The Waldorf Lobby clock looking good in its temporary home  (Overnight New York photo)

It’s hard to think of a more potent piece of New York hotel history. Purchased by John Jacob Astor IV, the fabulously wealthy inventor, science fiction author and real estate mavin who built the Astoria Hotel and died on the Titanic, the clock first stood in the Rose Room of the Waldorf Astoria in its original location on Fifth Avenue and 34th Street. It was moved to the lobby of the current hotel when it opened in 1931.

It’s quite a clock, as you’d expect for a showpiece commissioned by Queen Victoria to wow fair-goers at the 1893 World’s Columbian Exhibition in Chicago, the “Devil in the White City” extravaganza that introduced the Ferris Wheel, among other things.

Crowned by Ms. Liberty (Overnight New York photo)

A triumph of high Victorian technology, craftsmanship and more-is-more design. the clock is a nine-foot, two ton, 19th-century ode to the Special Relationship.

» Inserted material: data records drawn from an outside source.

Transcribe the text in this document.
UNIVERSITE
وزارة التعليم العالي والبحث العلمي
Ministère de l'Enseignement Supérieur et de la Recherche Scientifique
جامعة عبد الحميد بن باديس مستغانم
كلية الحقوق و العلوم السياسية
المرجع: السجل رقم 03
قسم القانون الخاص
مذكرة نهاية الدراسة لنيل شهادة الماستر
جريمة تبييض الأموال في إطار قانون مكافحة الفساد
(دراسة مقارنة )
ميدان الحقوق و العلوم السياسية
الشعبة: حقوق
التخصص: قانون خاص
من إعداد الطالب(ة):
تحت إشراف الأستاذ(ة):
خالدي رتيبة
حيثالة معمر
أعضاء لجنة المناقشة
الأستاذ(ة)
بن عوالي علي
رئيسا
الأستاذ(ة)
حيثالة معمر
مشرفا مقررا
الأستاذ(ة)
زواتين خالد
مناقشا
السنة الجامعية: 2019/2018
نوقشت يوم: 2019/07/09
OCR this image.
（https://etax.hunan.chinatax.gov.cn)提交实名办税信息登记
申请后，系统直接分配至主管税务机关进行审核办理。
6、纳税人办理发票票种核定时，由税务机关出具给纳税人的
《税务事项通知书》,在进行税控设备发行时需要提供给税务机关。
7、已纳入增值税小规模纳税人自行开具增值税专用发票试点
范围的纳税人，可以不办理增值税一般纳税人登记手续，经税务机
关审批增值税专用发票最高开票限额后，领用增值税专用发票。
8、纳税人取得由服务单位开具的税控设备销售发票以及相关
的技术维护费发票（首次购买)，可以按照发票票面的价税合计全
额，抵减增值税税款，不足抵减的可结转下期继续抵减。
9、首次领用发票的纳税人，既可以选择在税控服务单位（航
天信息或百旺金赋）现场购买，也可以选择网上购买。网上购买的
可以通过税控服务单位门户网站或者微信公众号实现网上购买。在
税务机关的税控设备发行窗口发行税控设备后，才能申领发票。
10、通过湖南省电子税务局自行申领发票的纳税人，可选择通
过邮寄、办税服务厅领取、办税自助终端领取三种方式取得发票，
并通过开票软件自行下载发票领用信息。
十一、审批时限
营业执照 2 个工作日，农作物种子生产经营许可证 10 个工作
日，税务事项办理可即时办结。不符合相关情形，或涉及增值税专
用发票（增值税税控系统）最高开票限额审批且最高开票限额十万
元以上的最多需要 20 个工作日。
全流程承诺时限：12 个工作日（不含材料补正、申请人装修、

The base is adorned with panels depicting the Brooklyn Bridge and Scotland’s Firth of Forth Bridge and portrait medallions that showcase Victoria accompanied by a bevy of illustrious American men including George Washington, Benjamin Franklin, Abraham Lincoln and Ulysses S. Grant. In its heyday, the clock chimed the American and English national anthems on the hour. It’s crowned by a gilded finial of the Statue of Liberty.

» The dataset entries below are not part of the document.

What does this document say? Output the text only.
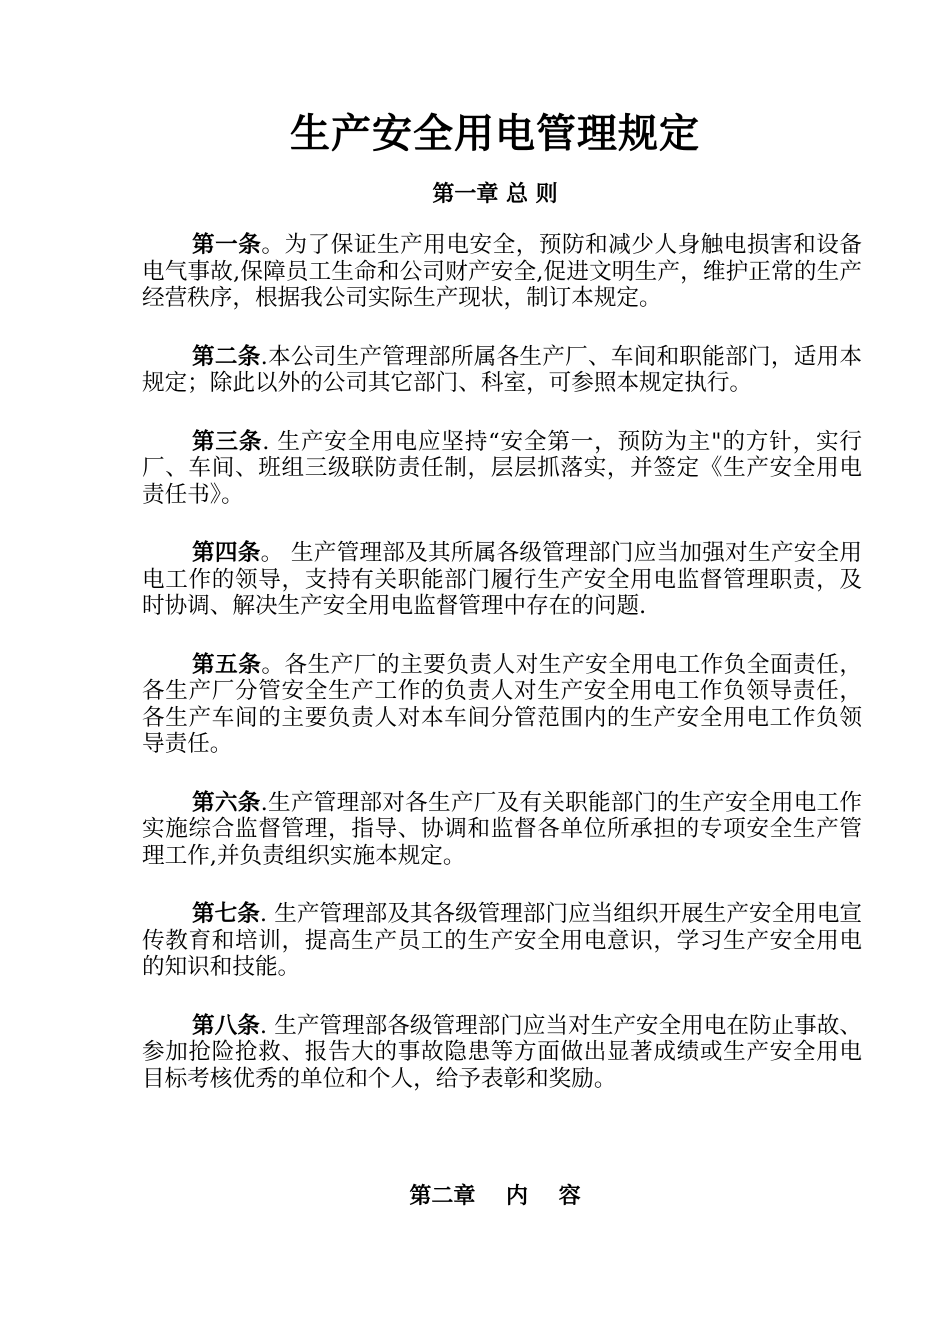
生产安全用电管理规定
第一章 总 则

第一条。为了保证生产用电安全，预防和减少人身触电损害和设备电气事故,保障员工生命和公司财产安全,促进文明生产，维护正常的生产经营秩序，根据我公司实际生产现状，制订本规定。

第二条.本公司生产管理部所属各生产厂、车间和职能部门，适用本规定；除此以外的公司其它部门、科室，可参照本规定执行。

第三条. 生产安全用电应坚持“安全第一，预防为主"的方针，实行厂、车间、班组三级联防责任制，层层抓落实，并签定《生产安全用电责任书》。

第四条。 生产管理部及其所属各级管理部门应当加强对生产安全用电工作的领导，支持有关职能部门履行生产安全用电监督管理职责，及时协调、解决生产安全用电监督管理中存在的问题.

第五条。各生产厂的主要负责人对生产安全用电工作负全面责任，各生产厂分管安全生产工作的负责人对生产安全用电工作负领导责任，各生产车间的主要负责人对本车间分管范围内的生产安全用电工作负领导责任。

第六条.生产管理部对各生产厂及有关职能部门的生产安全用电工作实施综合监督管理，指导、协调和监督各单位所承担的专项安全生产管理工作,并负责组织实施本规定。

第七条. 生产管理部及其各级管理部门应当组织开展生产安全用电宣传教育和培训，提高生产员工的生产安全用电意识，学习生产安全用电的知识和技能。

第八条. 生产管理部各级管理部门应当对生产安全用电在防止事故、参加抢险抢救、报告大的事故隐患等方面做出显著成绩或生产安全用电目标考核优秀的单位和个人，给予表彰和奖励。

第二章    内    容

The clock looks good after nearly a year under the care of Stair Restoration in the Hudson Valley. There, a metalsmith, clockmaker and four conservators took everything apart —methodically documenting more than 100 wood and metal elements — and cleaned, stripped, rebuilt, repaired, refinished, regilded and resilvered each piece as needed before putting everything back together. Our guess is it hasn’t looked this spiffy since it left London’s Goldsmiths’ and Silversmiths’ Company where it was created between 1880 and 1889.

JFK’s Waldorf rocking chair (Overnight New York photo)

The clock isn’t the only piece of Waldorf history on loan until the hotel reopens. Down the hall stands John F. Kennedy’s high-backed wooden rocking chair, encased in plexiglas. The 35th president suffered from severe back pain. The chair is one of a dozen or so rockers he installed in places that he frequented like Hyannis Port, Camp David and the Presidential Suite at the Waldorf. As evidenced by the chair’s humble plaid upholstery, he prized functionality over style.